Moderation and management are key.
Hormone management is an extremely important strategy for reducing the symptoms related to hormone changes, maintaining proper bone health, and especially, preventing age-related curve progression. Hormone imbalance is related to a wide variety of symptoms, whether you have scoliosis or not. Weight gain, fatigue, digestive problems, and insomnia are just a few.
As mentioned above, an important hormone associated with healthy aging with scoliosis and the potential changes it has on your body is estrogen. Decreasing bone density and mass (amount of bone) and age-related scoliosis curve progression are directly linked to estrogen levels. As bone density and bone strength decrease, it’s harder for your body to prevent an increase in your spine curvature.
However, when you accurately assess and manage the number of specific hormones within your body, you can appropriately supplement hormones to counteract changes, including the loss of bone density. Safe, effective, and inexpensive non-drug nutrient therapies are available based on your testing results. For example, if bone density is an issue for you, adding nutritional supplements to increase bone density will prevent an increase in spine curvature.

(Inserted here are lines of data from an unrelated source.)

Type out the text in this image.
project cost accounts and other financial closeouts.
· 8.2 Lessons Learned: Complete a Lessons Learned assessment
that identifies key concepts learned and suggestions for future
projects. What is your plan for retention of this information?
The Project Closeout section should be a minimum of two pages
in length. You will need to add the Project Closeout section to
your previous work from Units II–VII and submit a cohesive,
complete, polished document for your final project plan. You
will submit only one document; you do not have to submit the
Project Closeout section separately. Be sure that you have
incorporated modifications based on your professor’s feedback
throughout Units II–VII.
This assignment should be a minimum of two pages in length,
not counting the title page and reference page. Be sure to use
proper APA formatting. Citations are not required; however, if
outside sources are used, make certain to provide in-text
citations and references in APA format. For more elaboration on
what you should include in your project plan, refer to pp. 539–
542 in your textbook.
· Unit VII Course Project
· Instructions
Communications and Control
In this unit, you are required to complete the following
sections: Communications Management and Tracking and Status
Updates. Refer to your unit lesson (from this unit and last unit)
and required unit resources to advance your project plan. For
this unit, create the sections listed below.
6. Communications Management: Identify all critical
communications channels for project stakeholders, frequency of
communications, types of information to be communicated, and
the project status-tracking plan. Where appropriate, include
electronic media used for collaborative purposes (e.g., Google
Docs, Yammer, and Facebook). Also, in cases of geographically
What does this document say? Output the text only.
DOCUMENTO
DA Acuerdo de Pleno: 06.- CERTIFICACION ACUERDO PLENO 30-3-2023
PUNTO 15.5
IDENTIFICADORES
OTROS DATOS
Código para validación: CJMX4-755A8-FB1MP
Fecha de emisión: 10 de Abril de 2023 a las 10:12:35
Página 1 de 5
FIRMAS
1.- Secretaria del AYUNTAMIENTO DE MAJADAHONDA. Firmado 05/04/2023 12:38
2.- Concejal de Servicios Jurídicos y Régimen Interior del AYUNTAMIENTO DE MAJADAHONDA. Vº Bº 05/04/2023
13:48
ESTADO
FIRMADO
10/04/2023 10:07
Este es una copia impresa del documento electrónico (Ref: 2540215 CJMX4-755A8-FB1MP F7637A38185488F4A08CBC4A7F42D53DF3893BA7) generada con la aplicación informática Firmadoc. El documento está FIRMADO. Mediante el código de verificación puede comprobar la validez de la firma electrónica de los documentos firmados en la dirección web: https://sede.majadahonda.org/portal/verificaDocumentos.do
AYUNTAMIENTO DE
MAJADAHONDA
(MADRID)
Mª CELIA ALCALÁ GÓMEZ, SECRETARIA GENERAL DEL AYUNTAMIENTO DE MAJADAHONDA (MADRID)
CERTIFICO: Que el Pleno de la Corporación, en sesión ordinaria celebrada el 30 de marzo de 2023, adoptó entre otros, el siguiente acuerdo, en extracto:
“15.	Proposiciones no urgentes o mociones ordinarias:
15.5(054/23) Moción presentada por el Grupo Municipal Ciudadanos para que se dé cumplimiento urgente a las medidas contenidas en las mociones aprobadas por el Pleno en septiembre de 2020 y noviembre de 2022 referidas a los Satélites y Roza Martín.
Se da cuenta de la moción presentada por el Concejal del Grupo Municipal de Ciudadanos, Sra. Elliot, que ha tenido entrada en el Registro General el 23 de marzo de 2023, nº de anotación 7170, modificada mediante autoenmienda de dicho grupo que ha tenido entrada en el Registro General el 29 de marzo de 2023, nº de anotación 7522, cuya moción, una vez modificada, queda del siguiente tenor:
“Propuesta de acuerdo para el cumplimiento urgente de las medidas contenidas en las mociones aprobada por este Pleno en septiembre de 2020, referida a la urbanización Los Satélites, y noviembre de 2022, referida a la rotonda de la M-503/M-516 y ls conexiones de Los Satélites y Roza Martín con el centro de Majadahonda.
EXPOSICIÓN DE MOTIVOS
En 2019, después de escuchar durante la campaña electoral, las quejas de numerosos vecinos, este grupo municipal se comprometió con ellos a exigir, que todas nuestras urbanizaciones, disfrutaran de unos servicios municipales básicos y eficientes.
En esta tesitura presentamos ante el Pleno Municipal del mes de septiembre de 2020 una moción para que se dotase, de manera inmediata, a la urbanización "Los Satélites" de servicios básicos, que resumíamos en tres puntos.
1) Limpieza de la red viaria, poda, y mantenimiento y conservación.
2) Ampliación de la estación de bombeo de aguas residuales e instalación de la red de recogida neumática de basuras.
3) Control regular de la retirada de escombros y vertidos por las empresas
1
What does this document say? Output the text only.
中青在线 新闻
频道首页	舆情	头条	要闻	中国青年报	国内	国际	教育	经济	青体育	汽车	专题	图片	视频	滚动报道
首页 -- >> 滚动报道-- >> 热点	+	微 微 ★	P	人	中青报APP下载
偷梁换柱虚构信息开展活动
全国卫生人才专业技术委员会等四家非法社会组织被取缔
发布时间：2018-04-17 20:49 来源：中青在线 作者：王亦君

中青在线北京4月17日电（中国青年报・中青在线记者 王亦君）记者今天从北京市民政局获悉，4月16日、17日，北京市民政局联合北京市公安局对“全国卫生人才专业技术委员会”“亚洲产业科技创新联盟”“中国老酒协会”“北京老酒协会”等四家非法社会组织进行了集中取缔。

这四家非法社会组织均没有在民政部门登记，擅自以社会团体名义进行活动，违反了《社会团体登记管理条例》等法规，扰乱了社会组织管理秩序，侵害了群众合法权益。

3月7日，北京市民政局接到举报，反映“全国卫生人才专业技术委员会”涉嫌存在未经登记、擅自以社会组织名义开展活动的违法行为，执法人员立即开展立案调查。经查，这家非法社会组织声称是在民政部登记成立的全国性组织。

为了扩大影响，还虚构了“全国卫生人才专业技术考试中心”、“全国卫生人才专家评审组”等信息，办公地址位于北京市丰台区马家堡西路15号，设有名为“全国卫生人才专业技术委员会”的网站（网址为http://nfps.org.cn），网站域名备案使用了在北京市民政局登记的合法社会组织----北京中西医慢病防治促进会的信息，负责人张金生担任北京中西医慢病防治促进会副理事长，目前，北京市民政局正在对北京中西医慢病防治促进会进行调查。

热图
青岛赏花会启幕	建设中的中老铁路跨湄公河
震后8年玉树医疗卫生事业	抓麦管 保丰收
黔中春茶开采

Understanding and then appropriately managing hormone test results can be overwhelming. With the help of ScoliSMART experts, once you receive results from your hormone test, they will work with you to determine your best course of action, based on your own or your child’s personal needs. Certain hormones may need a boost; other hormones may need to be better managed. Additional non-invasive scoliosis treatment can also prevent an increase in spine curvature, pain, or other scoliosis-related problems associated with normal hormone variations.
Information on aging with scoliosis supports the journey
Scoliosis is a lifelong journey. Hormone changes and potential imbalances are part of that journey. When you partner with the experts at ScoliSMART, you receive targeted solutions that treat the whole scoliosis condition, and not just the curve.